Dirty war in the neighboring country
Last week, a group of UN experts presented a report to the UN Security Council that concluded that Rwanda is not just providing support, but is actively involved with 3,000-4,000 soldiers in a dirty conflict in the neighboring Democratic Republic of Congo.
Here, a sea of armed groups are fighting each other and the Congolese army in one of the world’s most important areas when we talk about access to the minerals we use in our electrical appliances, among other things.
The largest group calls itself M23 and has just now surrounded the area’s largest city, Goma, forcing thousands to flee. At the same time, they now have control over one of the most important mining areas, and according to the UN, the arrow points unequivocally to Rwanda.
Danish darling
Despite Paul Kagame’s tough course towards his own countrymen and neighboring DR Congo, he has a formidable ability to secure alliances and friendships outside of Rwanda.
Denmark, for example, has become one of Rwanda’s close friends in recent years. The reason is quite simple: Rwanda has offered to help Denmark accept asylum seekers who come to Denmark.

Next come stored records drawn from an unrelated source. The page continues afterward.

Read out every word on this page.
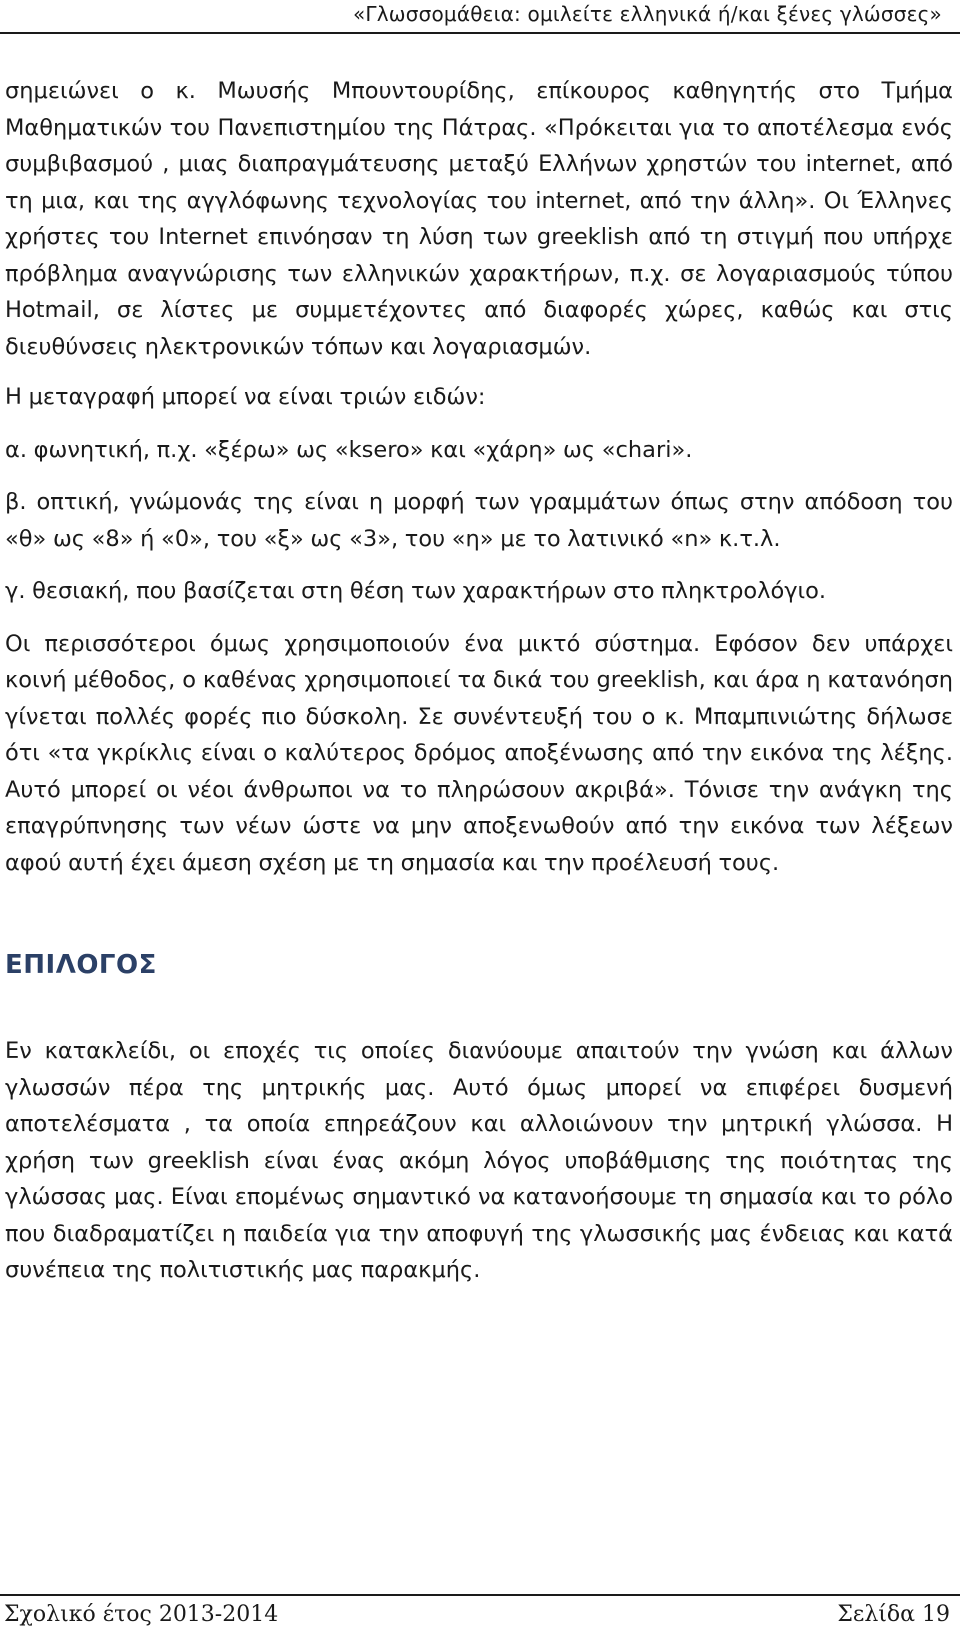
«Γλωσσομάθεια: ομιλείτε ελληνικά ή/και ξένες γλώσσες»

σημειώνει ο κ. Μωυσής Μπουντουρίδης, επίκουρος καθηγητής στο Τμήμα Μαθηματικών του Πανεπιστημίου της Πάτρας. «Πρόκειται για το αποτέλεσμα ενός συμβιβασμού , μιας διαπραγμάτευσης μεταξύ Ελλήνων χρηστών του internet, από τη μια, και της αγγλόφωνης τεχνολογίας του internet, από την άλλη». Οι Έλληνες χρήστες του Internet επινόησαν τη λύση των greeklish από τη στιγμή που υπήρχε πρόβλημα αναγνώρισης των ελληνικών χαρακτήρων, π.χ. σε λογαριασμούς τύπου Hotmail, σε λίστες με συμμετέχοντες από διαφορές χώρες, καθώς και στις διευθύνσεις ηλεκτρονικών τόπων και λογαριασμών.

Η μεταγραφή μπορεί να είναι τριών ειδών:

α. φωνητική, π.χ. «ξέρω» ως «ksero» και «χάρη» ως «chari».

β. οπτική, γνώμονάς της είναι η μορφή των γραμμάτων όπως στην απόδοση του «θ» ως «8» ή «0», του «ξ» ως «3», του «η» με το λατινικό «n» κ.τ.λ.

γ. θεσιακή, που βασίζεται στη θέση των χαρακτήρων στο πληκτρολόγιο.

Οι περισσότεροι όμως χρησιμοποιούν ένα μικτό σύστημα. Εφόσον δεν υπάρχει κοινή μέθοδος, ο καθένας χρησιμοποιεί τα δικά του greeklish, και άρα η κατανόηση γίνεται πολλές φορές πιο δύσκολη. Σε συνέντευξή του ο κ. Μπαμπινιώτης δήλωσε ότι «τα γκρίκλις είναι ο καλύτερος δρόμος αποξένωσης από την εικόνα της λέξης. Αυτό μπορεί οι νέοι άνθρωποι να το πληρώσουν ακριβά». Τόνισε την ανάγκη της επαγρύπνησης των νέων ώστε να μην αποξενωθούν από την εικόνα των λέξεων αφού αυτή έχει άμεση σχέση με τη σημασία και την προέλευσή τους.

ΕΠΙΛΟΓΟΣ

Εν κατακλείδι, οι εποχές τις οποίες διανύουμε απαιτούν την γνώση και άλλων γλωσσών πέρα της μητρικής μας. Αυτό όμως μπορεί να επιφέρει δυσμενή αποτελέσματα , τα οποία επηρεάζουν και αλλοιώνουν την μητρική γλώσσα. Η χρήση των greeklish είναι ένας ακόμη λόγος υποβάθμισης της ποιότητας της γλώσσας μας. Είναι επομένως σημαντικό να κατανοήσουμε τη σημασία και το ρόλο που διαδραματίζει η παιδεία για την αποφυγή της γλωσσικής μας ένδειας και κατά συνέπεια της πολιτιστικής μας παρακμής.

Σχολικό έτος 2013-2014	Σελίδα 19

Danish ministers made a pilgrimage to Rwanda to shake hands with the right ministers and include Rwanda in the aid funds that are distributed each year. There was no mistaking the excitement that Rwanda would help with a task of that nature.

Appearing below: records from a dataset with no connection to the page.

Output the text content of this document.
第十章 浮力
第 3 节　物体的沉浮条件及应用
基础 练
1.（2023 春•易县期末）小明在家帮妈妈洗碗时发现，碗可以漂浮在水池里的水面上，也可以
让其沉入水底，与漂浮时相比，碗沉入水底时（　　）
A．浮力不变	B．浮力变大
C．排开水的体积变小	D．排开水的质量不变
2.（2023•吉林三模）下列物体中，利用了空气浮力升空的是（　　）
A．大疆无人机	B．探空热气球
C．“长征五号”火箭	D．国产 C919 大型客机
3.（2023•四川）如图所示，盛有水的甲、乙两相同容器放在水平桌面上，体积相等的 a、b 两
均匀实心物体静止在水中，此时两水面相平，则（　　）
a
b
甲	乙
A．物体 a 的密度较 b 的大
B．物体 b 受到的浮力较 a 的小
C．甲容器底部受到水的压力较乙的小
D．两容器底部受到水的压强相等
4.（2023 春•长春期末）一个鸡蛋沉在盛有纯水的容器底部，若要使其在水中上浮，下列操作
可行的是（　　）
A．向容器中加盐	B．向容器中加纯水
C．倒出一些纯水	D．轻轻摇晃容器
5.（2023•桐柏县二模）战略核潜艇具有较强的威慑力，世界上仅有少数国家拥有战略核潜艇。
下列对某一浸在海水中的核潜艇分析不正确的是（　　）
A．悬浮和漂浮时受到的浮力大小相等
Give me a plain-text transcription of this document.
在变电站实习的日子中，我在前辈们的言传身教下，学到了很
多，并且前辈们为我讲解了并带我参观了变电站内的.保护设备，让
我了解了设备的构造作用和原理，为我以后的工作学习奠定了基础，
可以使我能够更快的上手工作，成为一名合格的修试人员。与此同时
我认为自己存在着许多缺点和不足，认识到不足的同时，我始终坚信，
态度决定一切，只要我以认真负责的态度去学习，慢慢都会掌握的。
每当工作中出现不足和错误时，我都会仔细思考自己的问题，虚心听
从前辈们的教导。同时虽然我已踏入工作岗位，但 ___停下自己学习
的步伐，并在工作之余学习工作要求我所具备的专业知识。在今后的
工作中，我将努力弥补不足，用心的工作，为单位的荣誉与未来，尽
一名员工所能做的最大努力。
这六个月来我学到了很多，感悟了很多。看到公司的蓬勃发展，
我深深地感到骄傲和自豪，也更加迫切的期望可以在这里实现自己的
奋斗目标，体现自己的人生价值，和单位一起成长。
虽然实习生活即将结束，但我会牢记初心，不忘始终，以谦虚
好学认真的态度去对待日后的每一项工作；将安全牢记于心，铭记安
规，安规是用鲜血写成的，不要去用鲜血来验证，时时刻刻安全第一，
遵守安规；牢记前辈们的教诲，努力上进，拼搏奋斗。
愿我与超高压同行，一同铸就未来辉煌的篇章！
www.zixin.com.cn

However, Great Britain got ahead of Denmark and bought its way to an agreement with Rwanda. In the meantime, Denmark has got a new government and has decided to try to get an agreement under the auspices of the EU instead of going solo, but as recently as May, Immigration and Integration Minister Kaare Dybvad Bek repeated that the interest in Rwanda is not has disappeared.
On the other hand, it did so in Great Britain when a new government was formed last week. One of the first actions the new Prime Minister, Keir Starmer, took was to drop an expensive and possible deal.
But even though no asylum seekers came to Rwanda, Kagame’s government managed to get a lot of praise from both Great Britain and Denmark.